DevOps Best Practices

DevOps best practices and anti-patterns for Salesforce development lifecycle management. These patterns reflect the practical wisdom expected of a CTA — not just knowing the tools, but knowing how to use them effectively in enterprise contexts.

Best Practices

1. Source Control Everything

Every piece of metadata should be in source control — not just Apex and LWC, but Flows, custom objects, permission sets, and configuration. If it is not in source control, it does not exist from a release management perspective.

What to track:

• All Apex classes and triggers
• All LWC and Aura components
• Flows and Flow versions
• Custom objects and fields
• Permission sets and profiles
• Page layouts and record types
• Named credentials and custom metadata
• Validation rules and duplicate rules

2. Automate the Pipeline

Manual deployment is the single biggest source of release errors. Automate every step you can:

• Automated testing on every pull request
• Automated deployment to integration environments
• Automated validation before production deployment
• Automated notifications for deployment status

flowchart LR
    A[Developer Commit] --> B[Pull Request]
    B --> C[CI: Run Apex Tests]
    C --> D{Tests Pass?}
    D -->|No| E[Fix & Re-push]
    E --> B
    D -->|Yes| F[Code Review]
    F --> G[Merge to Main]
    G --> H[CD: Validate in Staging]
    H --> I{Validation Pass?}
    I -->|No| J[Investigate & Fix]
    J --> A
    I -->|Yes| K[Deploy to Production]
    K --> L[Post-Deploy Monitoring]

The CTA Standard

In a CTA scenario, always recommend CI/CD automation. Even if the customer currently uses change sets, propose a modernization path. The review board expects you to guide the customer toward best practices, not just validate their current state.

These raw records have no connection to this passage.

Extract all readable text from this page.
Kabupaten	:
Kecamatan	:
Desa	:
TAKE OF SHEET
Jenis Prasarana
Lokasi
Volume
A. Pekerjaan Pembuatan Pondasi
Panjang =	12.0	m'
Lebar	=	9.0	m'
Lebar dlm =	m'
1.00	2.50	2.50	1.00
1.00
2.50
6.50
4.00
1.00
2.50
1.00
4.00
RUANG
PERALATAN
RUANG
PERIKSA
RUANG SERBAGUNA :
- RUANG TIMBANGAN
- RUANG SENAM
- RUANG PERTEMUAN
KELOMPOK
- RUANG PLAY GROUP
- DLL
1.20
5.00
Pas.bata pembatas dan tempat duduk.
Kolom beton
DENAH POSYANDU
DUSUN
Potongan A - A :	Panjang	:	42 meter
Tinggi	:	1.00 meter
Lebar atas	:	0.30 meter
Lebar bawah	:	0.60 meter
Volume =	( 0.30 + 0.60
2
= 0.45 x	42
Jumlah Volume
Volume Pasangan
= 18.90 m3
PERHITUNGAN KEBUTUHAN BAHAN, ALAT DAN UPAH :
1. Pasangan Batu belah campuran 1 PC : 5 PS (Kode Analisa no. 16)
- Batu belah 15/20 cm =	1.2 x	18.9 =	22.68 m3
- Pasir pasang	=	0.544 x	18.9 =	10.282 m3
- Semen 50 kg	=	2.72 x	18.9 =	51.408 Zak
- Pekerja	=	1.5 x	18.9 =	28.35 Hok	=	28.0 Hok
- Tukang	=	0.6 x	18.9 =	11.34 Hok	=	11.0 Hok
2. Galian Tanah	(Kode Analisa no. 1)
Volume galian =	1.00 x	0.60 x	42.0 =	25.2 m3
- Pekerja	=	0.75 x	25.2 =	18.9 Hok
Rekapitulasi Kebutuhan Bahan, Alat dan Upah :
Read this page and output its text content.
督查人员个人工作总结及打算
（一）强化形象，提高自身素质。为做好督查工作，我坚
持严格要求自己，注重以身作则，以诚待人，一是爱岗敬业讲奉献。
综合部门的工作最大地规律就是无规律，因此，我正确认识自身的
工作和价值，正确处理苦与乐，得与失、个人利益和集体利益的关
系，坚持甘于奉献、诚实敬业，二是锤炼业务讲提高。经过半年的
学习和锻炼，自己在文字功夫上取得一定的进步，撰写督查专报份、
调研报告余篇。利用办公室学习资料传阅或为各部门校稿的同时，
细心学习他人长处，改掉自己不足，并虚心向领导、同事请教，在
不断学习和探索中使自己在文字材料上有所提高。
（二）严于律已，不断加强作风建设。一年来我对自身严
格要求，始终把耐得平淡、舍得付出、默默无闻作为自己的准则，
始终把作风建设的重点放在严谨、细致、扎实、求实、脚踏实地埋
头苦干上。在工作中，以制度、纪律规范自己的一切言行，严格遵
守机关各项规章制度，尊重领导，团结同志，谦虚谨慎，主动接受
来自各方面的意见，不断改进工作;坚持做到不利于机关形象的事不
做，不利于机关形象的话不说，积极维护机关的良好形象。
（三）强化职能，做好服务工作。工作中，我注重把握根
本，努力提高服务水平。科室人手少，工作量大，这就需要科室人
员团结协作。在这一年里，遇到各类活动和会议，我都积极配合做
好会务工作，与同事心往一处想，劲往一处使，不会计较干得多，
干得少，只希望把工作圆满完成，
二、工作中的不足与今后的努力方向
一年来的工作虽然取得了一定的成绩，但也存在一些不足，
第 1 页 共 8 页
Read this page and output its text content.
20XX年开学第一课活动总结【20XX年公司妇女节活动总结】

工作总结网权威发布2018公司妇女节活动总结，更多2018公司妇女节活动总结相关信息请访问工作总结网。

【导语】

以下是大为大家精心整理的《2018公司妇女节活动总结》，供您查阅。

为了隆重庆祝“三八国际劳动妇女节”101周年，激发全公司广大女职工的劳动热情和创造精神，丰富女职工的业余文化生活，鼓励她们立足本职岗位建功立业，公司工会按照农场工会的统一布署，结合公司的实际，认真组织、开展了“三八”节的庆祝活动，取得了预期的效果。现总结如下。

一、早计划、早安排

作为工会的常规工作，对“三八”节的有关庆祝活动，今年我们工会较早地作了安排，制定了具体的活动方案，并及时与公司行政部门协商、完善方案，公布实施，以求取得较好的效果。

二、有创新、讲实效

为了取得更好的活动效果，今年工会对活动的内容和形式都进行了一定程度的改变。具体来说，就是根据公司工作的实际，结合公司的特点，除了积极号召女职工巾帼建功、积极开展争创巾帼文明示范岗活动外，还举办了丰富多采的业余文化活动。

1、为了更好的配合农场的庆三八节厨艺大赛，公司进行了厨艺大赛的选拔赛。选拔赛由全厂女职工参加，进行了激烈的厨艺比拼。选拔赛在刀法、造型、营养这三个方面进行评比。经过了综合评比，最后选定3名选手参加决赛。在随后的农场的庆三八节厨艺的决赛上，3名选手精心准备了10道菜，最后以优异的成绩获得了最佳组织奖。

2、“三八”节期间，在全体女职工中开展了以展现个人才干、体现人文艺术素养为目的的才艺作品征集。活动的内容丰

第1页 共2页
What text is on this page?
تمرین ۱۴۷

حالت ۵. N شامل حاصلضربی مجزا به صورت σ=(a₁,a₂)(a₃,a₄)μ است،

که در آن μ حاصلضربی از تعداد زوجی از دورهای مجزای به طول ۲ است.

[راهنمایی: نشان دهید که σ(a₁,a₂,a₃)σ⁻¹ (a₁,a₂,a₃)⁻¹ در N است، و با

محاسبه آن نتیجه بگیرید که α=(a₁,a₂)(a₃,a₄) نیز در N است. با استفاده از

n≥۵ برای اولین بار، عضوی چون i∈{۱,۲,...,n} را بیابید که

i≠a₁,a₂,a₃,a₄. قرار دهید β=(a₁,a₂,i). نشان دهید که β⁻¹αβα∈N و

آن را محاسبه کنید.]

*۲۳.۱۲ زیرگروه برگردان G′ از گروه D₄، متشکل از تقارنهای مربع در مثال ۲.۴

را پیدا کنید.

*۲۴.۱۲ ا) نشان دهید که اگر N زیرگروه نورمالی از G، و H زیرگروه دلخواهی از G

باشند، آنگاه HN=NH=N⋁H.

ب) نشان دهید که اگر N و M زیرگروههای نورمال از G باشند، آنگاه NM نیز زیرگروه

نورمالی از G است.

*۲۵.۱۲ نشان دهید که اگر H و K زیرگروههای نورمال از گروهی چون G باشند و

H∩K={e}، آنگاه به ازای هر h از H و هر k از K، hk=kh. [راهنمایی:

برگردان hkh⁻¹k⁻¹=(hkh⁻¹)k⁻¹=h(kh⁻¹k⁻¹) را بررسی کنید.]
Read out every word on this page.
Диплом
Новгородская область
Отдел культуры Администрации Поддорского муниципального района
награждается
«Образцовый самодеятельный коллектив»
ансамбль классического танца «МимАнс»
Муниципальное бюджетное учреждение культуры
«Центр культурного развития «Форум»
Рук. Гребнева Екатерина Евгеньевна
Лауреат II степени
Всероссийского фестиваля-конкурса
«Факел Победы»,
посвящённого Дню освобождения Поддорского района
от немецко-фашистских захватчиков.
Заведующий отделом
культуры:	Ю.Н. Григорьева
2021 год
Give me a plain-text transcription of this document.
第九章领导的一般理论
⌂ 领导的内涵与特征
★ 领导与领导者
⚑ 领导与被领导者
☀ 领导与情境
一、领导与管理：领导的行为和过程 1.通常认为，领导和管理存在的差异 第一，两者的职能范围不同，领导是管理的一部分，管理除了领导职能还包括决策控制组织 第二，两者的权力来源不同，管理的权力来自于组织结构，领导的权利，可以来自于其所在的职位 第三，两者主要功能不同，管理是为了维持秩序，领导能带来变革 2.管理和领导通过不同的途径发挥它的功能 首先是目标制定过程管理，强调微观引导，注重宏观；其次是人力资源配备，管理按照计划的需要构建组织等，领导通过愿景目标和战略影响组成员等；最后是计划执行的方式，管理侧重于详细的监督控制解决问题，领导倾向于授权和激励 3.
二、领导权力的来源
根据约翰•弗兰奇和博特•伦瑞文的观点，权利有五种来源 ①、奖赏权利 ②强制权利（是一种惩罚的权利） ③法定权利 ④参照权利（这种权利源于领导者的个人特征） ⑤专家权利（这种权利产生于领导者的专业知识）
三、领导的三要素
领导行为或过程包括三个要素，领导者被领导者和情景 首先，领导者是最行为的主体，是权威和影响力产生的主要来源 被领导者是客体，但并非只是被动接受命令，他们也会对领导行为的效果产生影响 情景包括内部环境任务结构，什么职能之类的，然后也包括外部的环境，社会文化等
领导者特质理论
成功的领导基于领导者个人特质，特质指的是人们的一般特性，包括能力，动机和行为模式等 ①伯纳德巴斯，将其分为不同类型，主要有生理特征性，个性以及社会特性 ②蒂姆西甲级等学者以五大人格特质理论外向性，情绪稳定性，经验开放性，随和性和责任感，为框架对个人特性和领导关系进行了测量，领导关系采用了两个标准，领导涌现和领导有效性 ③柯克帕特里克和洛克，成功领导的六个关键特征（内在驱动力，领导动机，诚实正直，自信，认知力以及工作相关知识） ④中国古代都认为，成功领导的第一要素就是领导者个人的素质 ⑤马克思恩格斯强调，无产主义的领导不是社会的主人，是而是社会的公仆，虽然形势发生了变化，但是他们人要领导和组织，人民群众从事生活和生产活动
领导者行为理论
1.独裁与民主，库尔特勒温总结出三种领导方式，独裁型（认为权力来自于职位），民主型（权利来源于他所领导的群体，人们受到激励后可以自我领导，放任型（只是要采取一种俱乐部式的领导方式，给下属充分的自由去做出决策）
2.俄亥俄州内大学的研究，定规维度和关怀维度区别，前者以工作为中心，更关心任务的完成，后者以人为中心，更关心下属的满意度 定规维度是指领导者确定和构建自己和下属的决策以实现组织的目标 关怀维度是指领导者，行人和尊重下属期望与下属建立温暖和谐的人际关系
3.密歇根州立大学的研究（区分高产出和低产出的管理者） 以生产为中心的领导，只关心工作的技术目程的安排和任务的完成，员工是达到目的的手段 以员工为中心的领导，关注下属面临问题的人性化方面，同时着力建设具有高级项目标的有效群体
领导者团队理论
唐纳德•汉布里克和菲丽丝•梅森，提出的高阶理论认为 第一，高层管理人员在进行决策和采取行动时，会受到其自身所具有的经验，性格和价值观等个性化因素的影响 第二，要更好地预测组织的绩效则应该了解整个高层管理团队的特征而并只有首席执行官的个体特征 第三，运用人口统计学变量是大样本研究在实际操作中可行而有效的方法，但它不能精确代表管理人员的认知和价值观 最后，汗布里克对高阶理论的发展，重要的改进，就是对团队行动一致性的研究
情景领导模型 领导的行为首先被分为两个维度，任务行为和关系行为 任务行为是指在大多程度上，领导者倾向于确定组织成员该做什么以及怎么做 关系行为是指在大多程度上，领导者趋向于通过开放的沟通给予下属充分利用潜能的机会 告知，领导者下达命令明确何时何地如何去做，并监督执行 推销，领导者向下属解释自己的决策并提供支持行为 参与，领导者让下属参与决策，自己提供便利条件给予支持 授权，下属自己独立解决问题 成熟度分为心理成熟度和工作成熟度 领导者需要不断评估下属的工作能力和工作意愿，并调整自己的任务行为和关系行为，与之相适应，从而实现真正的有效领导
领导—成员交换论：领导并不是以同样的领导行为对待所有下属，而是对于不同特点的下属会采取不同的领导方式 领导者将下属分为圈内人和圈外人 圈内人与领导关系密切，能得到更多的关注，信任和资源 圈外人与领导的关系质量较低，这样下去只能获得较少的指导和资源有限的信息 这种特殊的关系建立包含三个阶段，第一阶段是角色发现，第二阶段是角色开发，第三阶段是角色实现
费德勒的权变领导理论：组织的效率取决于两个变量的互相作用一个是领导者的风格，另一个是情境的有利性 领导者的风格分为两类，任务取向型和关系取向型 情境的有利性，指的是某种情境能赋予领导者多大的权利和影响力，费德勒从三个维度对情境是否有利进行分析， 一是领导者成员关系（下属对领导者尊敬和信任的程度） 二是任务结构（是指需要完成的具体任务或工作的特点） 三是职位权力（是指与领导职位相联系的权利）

3. Validate Before Deploying

Always run a check-only (validation) deployment before the actual deployment:

• Catches missing dependencies before they block the real deployment
• Runs all tests in the target environment, revealing org-specific failures
• Can be done during business hours without affecting users
• Gives the team confidence before the deployment window

4. Maintain Environment Parity

Keep sandbox environments as close to production as possible:

• Refresh sandboxes on a regular cadence
• Run post-copy scripts to set up environment-specific configuration
• Monitor sandbox drift (metadata differences from production)
• Use tools like Gearset to compare environments and identify drift

5. Use Feature Flags for Safe Deployment

Deploy code to production behind feature flags. Activate features separately from deployment:

• Reduces deployment risk (code is deployed but inactive)
• Enables gradual rollout to user groups
• Provides a kill switch for problematic features
• Decouples deployment from release — deploy weekly, release monthly

6. Document Architecture Decisions

Every significant decision should be recorded in an ADR (Architecture Decision Record). Future teams will need to understand not just what was built, but why.

7. Plan for Rollback

Every production deployment needs a rollback plan:

• Unlocked packages: Install previous version
• Metadata deployment: Deploy previous source version (forward-fix preferred)
• Data changes: Backup data before migration, have restore scripts ready
• Configuration changes: Document pre-change state for manual rollback

8. Separate Metadata Deployment from Data Changes

Deploy metadata and data changes separately:

• Metadata first (objects, fields, automation)
• Data second (records, record type assignments, permission assignments)
• This allows independent rollback of each layer

9. Test in Production-Like Environments

UAT and staging should mirror production as closely as possible:

• Full Copy sandbox for staging (if budget allows)
• Production-scale data for performance testing
• Production-equivalent user profiles and permissions
• Production-equivalent integration endpoints (test environments of external systems)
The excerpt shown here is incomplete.